Pour in beef stock, and simmer to reduce liquid slightly, about 5 minutes. Add passata and green chillies, and continue cooking at a moderate simmer for ten minutes. Adjust the thickness at any time you feel necessary by adding water.
While chilli is still cooking, heat one tablespoon of oil in a large frying pan over medium-high heat. Cook onion and green pepper, stirring occasionally for 5 minutes, or until onion is translucent and pepper is lightly browned. Add onion and pepper to the chilli, and continue cooking at a very low simmer.

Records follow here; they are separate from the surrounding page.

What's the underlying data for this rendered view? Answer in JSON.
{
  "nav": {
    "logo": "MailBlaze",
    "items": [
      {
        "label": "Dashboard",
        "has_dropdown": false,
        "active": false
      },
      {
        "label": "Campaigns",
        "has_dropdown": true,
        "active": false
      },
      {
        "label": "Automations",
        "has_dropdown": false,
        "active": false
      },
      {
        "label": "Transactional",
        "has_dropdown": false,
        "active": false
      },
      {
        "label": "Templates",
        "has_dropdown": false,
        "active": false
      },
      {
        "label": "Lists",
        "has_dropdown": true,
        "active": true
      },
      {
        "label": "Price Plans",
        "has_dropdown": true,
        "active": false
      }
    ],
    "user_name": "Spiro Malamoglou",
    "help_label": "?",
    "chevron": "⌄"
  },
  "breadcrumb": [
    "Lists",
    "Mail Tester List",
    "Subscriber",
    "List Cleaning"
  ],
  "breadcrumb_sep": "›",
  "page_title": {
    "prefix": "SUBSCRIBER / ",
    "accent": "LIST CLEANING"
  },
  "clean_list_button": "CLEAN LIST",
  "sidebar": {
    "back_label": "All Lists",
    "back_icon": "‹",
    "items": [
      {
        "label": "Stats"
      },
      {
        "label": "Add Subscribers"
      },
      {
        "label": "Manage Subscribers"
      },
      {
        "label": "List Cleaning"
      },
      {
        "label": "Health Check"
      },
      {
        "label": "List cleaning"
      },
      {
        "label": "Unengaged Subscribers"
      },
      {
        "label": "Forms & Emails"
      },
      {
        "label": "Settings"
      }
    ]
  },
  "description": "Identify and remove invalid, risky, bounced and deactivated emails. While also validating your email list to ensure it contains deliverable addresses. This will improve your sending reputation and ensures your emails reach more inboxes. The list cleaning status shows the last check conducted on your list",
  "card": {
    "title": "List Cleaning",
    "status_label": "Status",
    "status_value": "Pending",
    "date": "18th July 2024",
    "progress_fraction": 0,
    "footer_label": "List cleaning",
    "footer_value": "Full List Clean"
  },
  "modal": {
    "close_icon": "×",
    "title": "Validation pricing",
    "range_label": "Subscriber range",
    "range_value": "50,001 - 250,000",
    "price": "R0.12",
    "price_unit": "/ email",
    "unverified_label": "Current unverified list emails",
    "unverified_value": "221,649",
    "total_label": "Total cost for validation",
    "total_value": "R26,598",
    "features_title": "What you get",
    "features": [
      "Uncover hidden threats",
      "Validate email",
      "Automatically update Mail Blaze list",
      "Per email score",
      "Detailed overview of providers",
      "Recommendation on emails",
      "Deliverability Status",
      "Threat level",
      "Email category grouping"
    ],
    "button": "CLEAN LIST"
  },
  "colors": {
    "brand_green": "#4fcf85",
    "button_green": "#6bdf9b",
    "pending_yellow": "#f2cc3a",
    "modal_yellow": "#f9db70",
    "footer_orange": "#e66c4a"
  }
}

In the same frying pan, heat the remaining tablespoon of oil over medium-high heat. Add the courgette, and cook stirring occasionally, for 5 minutes, or until lightly browned. Add the courgette to the chilli, reduce heat, and continue cooking 15 minutes more. Again, adjust the consistency with water as needed.
Ladle chilli into serving bowls. Top with soured cream, spring onion and Cheddar cheese, and serve.